"..and voices singing out of empty cisterns and abandoned wells." --T. S. Eliot
Jon and I were walking back down Strawberry Creek Road, having decided that the hills were too damp for hiking tonight, when I heard an odd sound coming from a storm grate.
At first it was a single, sustained note, very pure and clear. We thought it might be water or wind in the pipes, though it sounded almost human. Then another voice joined it, and another, mainly in harmony but with occasional moments of eerie dissonance. They did not sound quite human, but they were far too musical to be any natural phenomenon. The dominant note was held for achingly long periods; if these were human singers, they were talented.

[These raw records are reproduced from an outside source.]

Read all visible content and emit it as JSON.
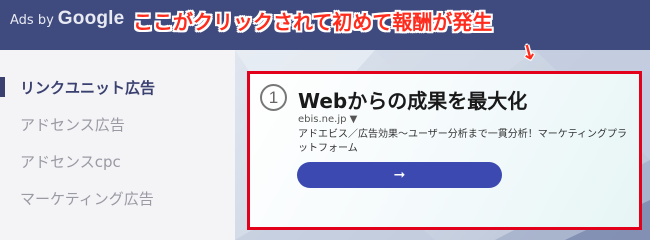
{
  "header": {
    "ads_by_prefix": "Ads by",
    "ads_by_brand": "Google"
  },
  "annotation": {
    "text": "ここがクリックされて初めて報酬が発生",
    "arrow": "↘",
    "color": "#ff2b1c"
  },
  "menu": {
    "items": [
      {
        "label": "リンクユニット広告",
        "active": true
      },
      {
        "label": "アドセンス広告",
        "active": false
      },
      {
        "label": "アドセンスcpc",
        "active": false
      },
      {
        "label": "マーケティング広告",
        "active": false
      }
    ]
  },
  "ad": {
    "number": "1",
    "title": "Webからの成果を最大化",
    "url": "ebis.ne.jp ▼",
    "description": "アドエビス／広告効果〜ユーザー分析まで一貫分析！マーケティングプラットフォーム",
    "cta_icon": "arrow-right-icon",
    "cta_arrow": "➞",
    "highlight_color": "#e3001b",
    "button_color": "#3b49b0"
  },
  "colors": {
    "header_bg": "#3f4a7e",
    "menu_active": "#3a4170"
  }
}
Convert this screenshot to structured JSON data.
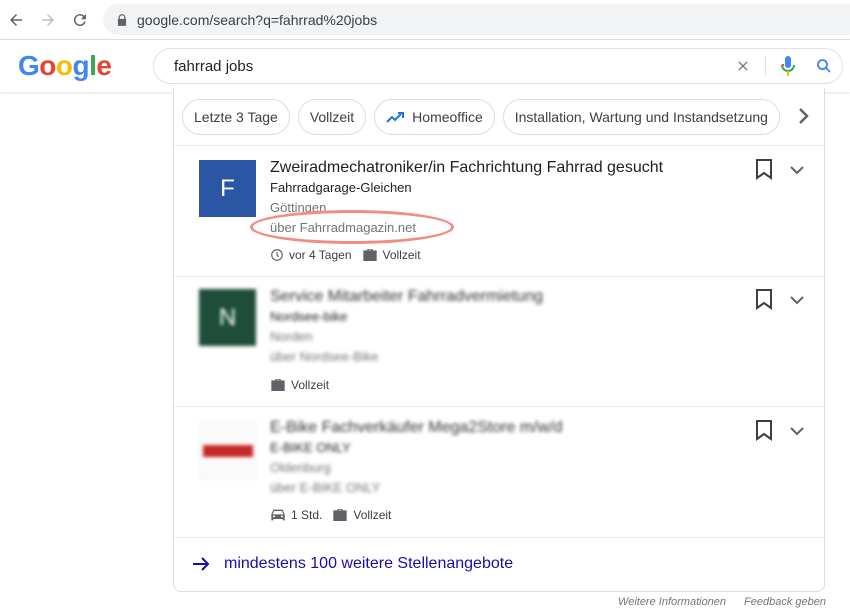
{
  "browser": {
    "url": "google.com/search?q=fahrrad%20jobs"
  },
  "search": {
    "logo": "Google",
    "query": "fahrrad jobs"
  },
  "chips": [
    {
      "label": "Letzte 3 Tage"
    },
    {
      "label": "Vollzeit"
    },
    {
      "label": "Homeoffice"
    },
    {
      "label": "Installation, Wartung und Instandsetzung"
    }
  ],
  "jobs": [
    {
      "logo_letter": "F",
      "logo_color": "#2a56a4",
      "title": "Zweiradmechatroniker/in Fachrichtung Fahrrad gesucht",
      "company": "Fahrradgarage-Gleichen",
      "location": "Göttingen",
      "via": "über Fahrradmagazin.net",
      "posted": "vor 4 Tagen",
      "type": "Vollzeit"
    },
    {
      "logo_letter": "N",
      "logo_color": "#1e4d3a",
      "title": "Service Mitarbeiter Fahrradvermietung",
      "company": "Nordsee-bike",
      "location": "Norden",
      "via": "über Nordsee-Bike",
      "type": "Vollzeit"
    },
    {
      "logo_letter": "",
      "logo_color": "#c62828",
      "title": "E-Bike Fachverkäufer Mega2Store m/w/d",
      "company": "E-BIKE ONLY",
      "location": "Oldenburg",
      "via": "über E-BIKE ONLY",
      "posted": "1 Std.",
      "type": "Vollzeit"
    }
  ],
  "more": {
    "label": "mindestens 100 weitere Stellenangebote"
  },
  "footer": {
    "info": "Weitere Informationen",
    "feedback": "Feedback geben"
  },
  "colors": {
    "link": "#1a0dab",
    "highlight": "#f28b82"
  }
}
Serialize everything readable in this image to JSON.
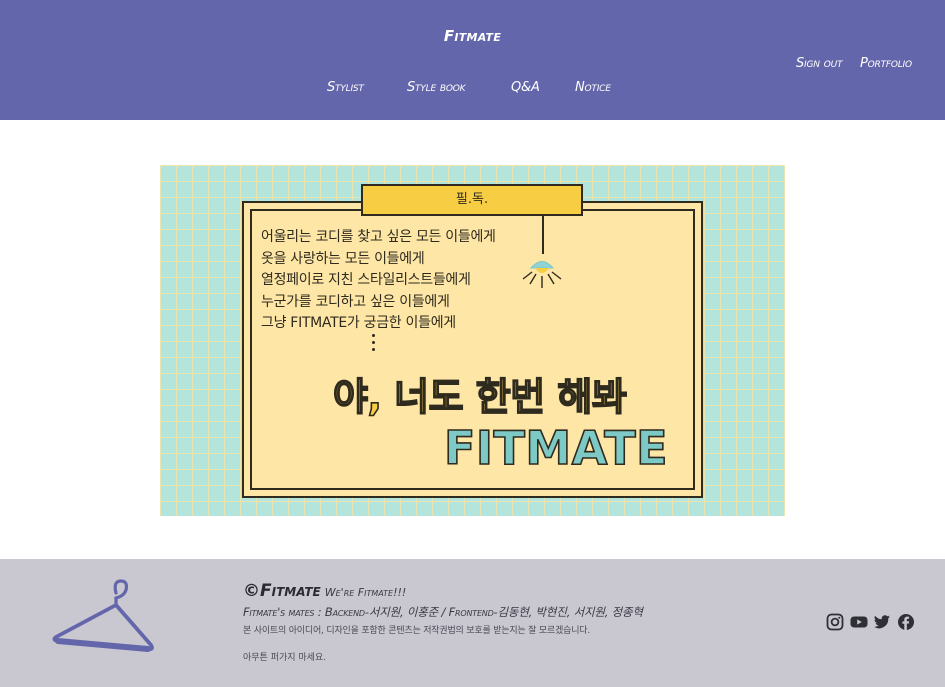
{
  "header": {
    "brand": "Fitmate",
    "nav": [
      {
        "label": "Stylist"
      },
      {
        "label": "Style book"
      },
      {
        "label": "Q&A"
      },
      {
        "label": "Notice"
      }
    ],
    "auth": {
      "sign_out": "Sign out",
      "portfolio": "Portfolio"
    }
  },
  "banner": {
    "tag": "필.독.",
    "lines": [
      "어울리는 코디를 찾고 싶은 모든 이들에게",
      "옷을 사랑하는 모든 이들에게",
      "열정페이로 지친 스타일리스트들에게",
      "누군가를 코디하고 싶은 이들에게",
      "그냥 FITMATE가 궁금한 이들에게"
    ],
    "headline": "야, 너도 한번 해봐",
    "logo_text": "FITMATE"
  },
  "footer": {
    "brand": "©Fitmate",
    "slogan": "We're Fitmate!!!",
    "team": "Fitmate's mates : Backend-서지원, 이홍준 / Frontend-김동현, 박현진, 서지원, 정종혁",
    "copyright_note": "본 사이트의 아이디어, 디자인을 포함한 콘텐츠는 저작권법의 보호를 받는지는 잘 모르겠습니다.",
    "note": "아무튼 퍼가지 마세요.",
    "social": [
      "instagram-icon",
      "youtube-icon",
      "twitter-icon",
      "facebook-icon"
    ]
  },
  "colors": {
    "header_bg": "#6466ab",
    "footer_bg": "#c9c7d0",
    "banner_bg": "#b3e5dc",
    "board": "#fde6a6",
    "accent_yellow": "#f7cd44",
    "accent_teal": "#7cc9c6"
  }
}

We tried prying the grate up, but it was firmly set. We were casting about for another way down when a wild-haired young man came by; he looked at us in puzzlement, and I pointed to the grate. "Listen to that drain. Just try it."
"Human sacrifice," he said in an awed voice. "Secret rituals. Cool, man."
We pried up several promising plates, only to find shallow trenches leading to electrical wiring. A tributary stream proved to lead into the storm drains--we didn't hear singing any longer, but voices, strangely distorted and distant. For a time they had seemed to be approaching, but as we tried to open the grating which covered the stream-end they receeded into silence.
There was no way down that we could find.
I threw myself on the first grating, pressed my ear to it. Nothing.
"I'm Ken," said the stranger, mournfully, and shook our hands. "Guess we'll never know what that was, unless it's in the papers tomorrow."
With a last, unhappy look around, we started down the hill--looked up suddenly at the sound of normal voices close at hand. Half a dozen rather grimy people, five young men and a woman, were clustered around our grate, shining flashlights down it and arguing whether it was the right one.
I ran up, said breathlessly, "Are you looking for singing in the sewers?"
They stared at me in amazement for a moment, then broke into laughter. "Someone heard us!"
Their leader, a shaven-headed young man with a huge flashlight, explained that they had explored the entire length of the passage, starting from an inlet near the Faculty Club, where Strawberry Creek emerges from underground.
"And the singing?"
"We were practicing our Gregorian chant. So you heard us, hey? That's great!"
"I wish I could have been out here to hear us in there," said another. "Maybe a tape recorder...."
Apparently they were trying to retrace their route aboveground, though they never decided whether our grate had been the one they had seen.
Jon commented, afterwards, that in running around trying to get into the sewers--without even a light--we had acted in the worst tradition of bad monster movies. But I can't imagine doing anything else.